UN AFFRONTEMENT FONDATEUR

UN AFFRONTEMENT FONDATEUR

On ne peut qu’être frappé par l’obsession Bayrou qui, chez Nicolas Sarkozy, alors qu’il est en perdition devant Alain Juppé dans les sondages, a envahi tous les discours et toutes les émissions, et les tribunes signées de ses séides rameutés. Des heures de diatribes, culminant à Marseille en ce cri enfin arraché à la foule - et rapporté par une journaliste présente - « Bayrou saloperie ! ».

À cette obsession, d’abord, on a peine à croire, on s’interroge sur la stratégie : comment une force qui se croit si considérable se sent-elle menacée à ce point par ce qu’elle prétend mépriser ? N’y aurait-il pas là en réalité un dangereux et révélateur aveu de faiblesse ? Et puis l’on réfléchit, et l’on se dit que si la question a pris une telle importance, c’est qu’elle doit couvrir un affrontement fondateur, une confrontation essentielle qui appelle à trancher d’une ligne politique et de l’avenir d’un pays.

On doit donc entrer dans le fond de cet affrontement, car il est porteur de sens. On doit le faire sérieusement car c’est un affrontement sérieux, et sans ire superflue : en démocratie, il n’est pas besoin de se haïr pour se combattre.

J’appartiens aux trois millions de Français qui n’étaient pas de gauche et qui ont voté contre le renouvellement du mandat de Nicolas Sarkozy. Mon vote a eu un écho, un retentissement que j’assume. En 2007, j’avais voté blanc. Mais l’exercice des cinq années de mandat et la conduite de la campagne de 2012 m’ont convaincu, comme ces millions de compatriotes, qu’une réélection du président sortant ouvrirait la porte à des dérives encore accentuées et que nous ne voulions pas voir.

Et ce n’est pas parce que le quinquennat suivant a été porteur de tant de faiblesse et de tant d’errances que cela efface les raisons de notre choix.

Nous n’avons rien oublié de la gravité des raisons qui nous ont convaincus à l’époque : les atteintes graves et répétées aux principes de notre vie en commun, les abus de pouvoir et l’orientation de la campagne entièrement conduite pour opposer les Français entre eux. Ces raisons étaient impérieuses. Elles reposaient toutes non pas sur des a priori, mais sur des faits indiscutables et désormais prouvés. Elles faisaient craindre pour l’intégrité de notre pays, pour l’image de nos institutions, pour notre démocratie. Elles étaient fondées : qui sait où nous en serions arrivés si une réélection-surprise avait livré le pays à l’ivresse d’un succès construit sur tant de dérives ?

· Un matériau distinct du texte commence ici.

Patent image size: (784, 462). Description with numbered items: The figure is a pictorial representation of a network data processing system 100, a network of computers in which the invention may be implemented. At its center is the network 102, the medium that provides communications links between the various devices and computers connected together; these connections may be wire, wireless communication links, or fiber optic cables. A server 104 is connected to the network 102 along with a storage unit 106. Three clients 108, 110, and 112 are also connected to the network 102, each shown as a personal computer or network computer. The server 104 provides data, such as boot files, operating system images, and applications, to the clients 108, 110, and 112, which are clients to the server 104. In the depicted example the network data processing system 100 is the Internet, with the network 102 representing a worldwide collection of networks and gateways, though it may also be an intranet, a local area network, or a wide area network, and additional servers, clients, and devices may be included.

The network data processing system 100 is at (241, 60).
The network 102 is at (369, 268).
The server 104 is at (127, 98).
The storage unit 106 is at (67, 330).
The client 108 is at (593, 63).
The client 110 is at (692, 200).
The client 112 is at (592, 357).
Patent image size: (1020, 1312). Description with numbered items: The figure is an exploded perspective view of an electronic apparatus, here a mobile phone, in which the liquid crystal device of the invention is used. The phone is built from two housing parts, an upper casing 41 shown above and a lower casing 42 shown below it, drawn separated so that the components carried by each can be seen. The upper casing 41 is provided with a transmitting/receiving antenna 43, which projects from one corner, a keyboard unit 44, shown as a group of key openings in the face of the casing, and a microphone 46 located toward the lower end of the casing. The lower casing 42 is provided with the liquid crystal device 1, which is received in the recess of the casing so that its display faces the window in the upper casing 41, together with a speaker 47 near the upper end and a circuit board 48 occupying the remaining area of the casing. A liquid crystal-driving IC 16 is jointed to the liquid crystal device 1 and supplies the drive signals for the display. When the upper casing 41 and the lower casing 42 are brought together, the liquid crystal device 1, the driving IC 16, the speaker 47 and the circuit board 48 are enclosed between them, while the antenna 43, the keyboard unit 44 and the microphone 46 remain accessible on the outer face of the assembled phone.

Ce qu’il y a de fascinant aujourd’hui, c’est que ces traits de caractère, ces pratiques, tous les concurrents de la primaire les dénoncent aujourd’hui, peu ou prou, chacun à leur manière, mais à l’unisson, eux qui ont vu de près l’ambiance et la manière de ces cinq années de pouvoir. Ce qui devrait faire réfléchir y compris les esprits partisans.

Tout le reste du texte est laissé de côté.